3. Use Positive Daily Affirmations For Anxiety
Affirmations are statements that help you overcome negative thoughts. They are particularly useful if you want to learn how to stop overthinking at night or want to set yourself up for a great day first thing in the morning.
Here are some good affirmations for anxiety:
- “I have the power to decide what I will think about. My thoughts do not control me.”
- “Right now, I release my obsessive thoughts and let them go.”
- “I refuse to allow my imagination to show me disastrous futures.”
- “We all live in the present moment and appreciate the beauty of what’s happening now.”
- “I am more than my negative thoughts. I can and will be happy.”
You can also design your own positive daily affirmations. There are no set rules for the form they must take. In addition, try saying them into the mirror, looking straight into your own eyes. And smile, if it feels natural.
4. Get Active! Retrain Your Brain To Think Positively
Learning how to stop overthinking, anxiety and restlessness also have a lot to do with building better connections with your physical body. Both physical and mental forms of positive stimulation help to rewrite problematic, negative thought processes. For example:
- Exercise can work wonders for the over-thinker. It focuses the mind on something straightforward, structured and rewarding, turning pent-up energy into something you can use. It also floods the body with feel-good endorphins that make you more positive in general. Find something you genuinely love, whether it’s a team sport, running in a beautiful place, cycling with friends or swimming laps after work.
- Engage your brain in learning something new. Pick up a new language, try something creative you’ve never attempted before, figure out how to play a new problem-solving game (e.g. chess, Sudoku or Scrabble), or take up some form of crafting.
- You can practice meditation for overthinking.
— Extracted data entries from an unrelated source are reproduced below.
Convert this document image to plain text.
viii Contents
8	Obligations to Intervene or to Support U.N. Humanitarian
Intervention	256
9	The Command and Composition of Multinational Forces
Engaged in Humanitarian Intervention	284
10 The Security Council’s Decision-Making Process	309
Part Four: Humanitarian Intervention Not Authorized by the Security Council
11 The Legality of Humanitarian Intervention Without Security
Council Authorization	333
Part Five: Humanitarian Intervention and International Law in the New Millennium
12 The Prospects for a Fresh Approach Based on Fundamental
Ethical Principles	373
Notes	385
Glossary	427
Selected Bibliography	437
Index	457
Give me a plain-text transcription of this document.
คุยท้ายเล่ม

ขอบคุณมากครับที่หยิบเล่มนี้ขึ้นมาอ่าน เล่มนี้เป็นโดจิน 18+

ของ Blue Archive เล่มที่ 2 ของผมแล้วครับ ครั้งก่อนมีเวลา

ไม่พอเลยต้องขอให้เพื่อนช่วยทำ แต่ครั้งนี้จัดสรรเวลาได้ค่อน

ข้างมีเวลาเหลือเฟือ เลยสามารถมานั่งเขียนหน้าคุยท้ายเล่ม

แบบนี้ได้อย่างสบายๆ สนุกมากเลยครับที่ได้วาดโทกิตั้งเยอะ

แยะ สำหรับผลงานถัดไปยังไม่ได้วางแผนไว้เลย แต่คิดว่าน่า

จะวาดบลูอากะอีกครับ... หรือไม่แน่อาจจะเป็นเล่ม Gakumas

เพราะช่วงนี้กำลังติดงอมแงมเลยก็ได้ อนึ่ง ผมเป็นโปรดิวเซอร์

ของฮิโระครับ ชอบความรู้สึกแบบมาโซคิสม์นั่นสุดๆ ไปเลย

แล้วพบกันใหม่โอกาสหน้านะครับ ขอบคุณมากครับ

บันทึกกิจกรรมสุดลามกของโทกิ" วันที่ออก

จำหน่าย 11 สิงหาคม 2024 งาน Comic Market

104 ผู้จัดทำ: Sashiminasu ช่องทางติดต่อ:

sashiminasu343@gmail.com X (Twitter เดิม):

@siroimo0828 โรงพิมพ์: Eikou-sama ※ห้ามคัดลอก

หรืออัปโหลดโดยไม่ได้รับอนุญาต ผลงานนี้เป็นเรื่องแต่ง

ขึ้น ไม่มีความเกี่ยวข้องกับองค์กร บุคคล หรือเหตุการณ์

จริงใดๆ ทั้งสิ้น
Simple, 10-minute body scanning exercises work well here. Breathe deeply for a few minutes, then consider the sensations in each part of your body, working from head to do. Notice tension, and release it. Alternatively, deep breathing also works well on its own. Breathe in through the nose for two seconds, and out through the mouth for four. This pattern is proven to be the most relaxing.
5. Be Patient And Live In The Now
Learning how to stop overthinking and worrying also involves cultivating ways of better living in the present moment. Firstly, don’t allow yourself to be held hostage by vague fears about what might happen to you. Instead, confront the toughest question: What is the worst that could happen? Often, it won’t be as bad as you think.
In addition, you’ll typically discover you actually have the resources to deal with the worst-case scenario. Secondly, use techniques that anchor you in the present moment, such as hypnosis for anxiety. When you’re overthinking, slow down physically. Try to notice every movement of your muscles and everything around you. Your brain will slow in response. You can also try narrating the present in your head (e.g. “Now I am taking a walk. Now I am getting dressed”) to pull yourself back to the present.
Are You Ready To Overcome Anxiety And Live Your Dream Life?
Finally, work to accept that you cannot control everything. This is the aim of your overthinking, and it’s ultimately holding you back. To grow and develop as a person, you need to willingly move out of your comfort zone into places where the unexpected can happen. You also need to be able to learn from mistakes and see them as opportunities for improvement rather than as failures.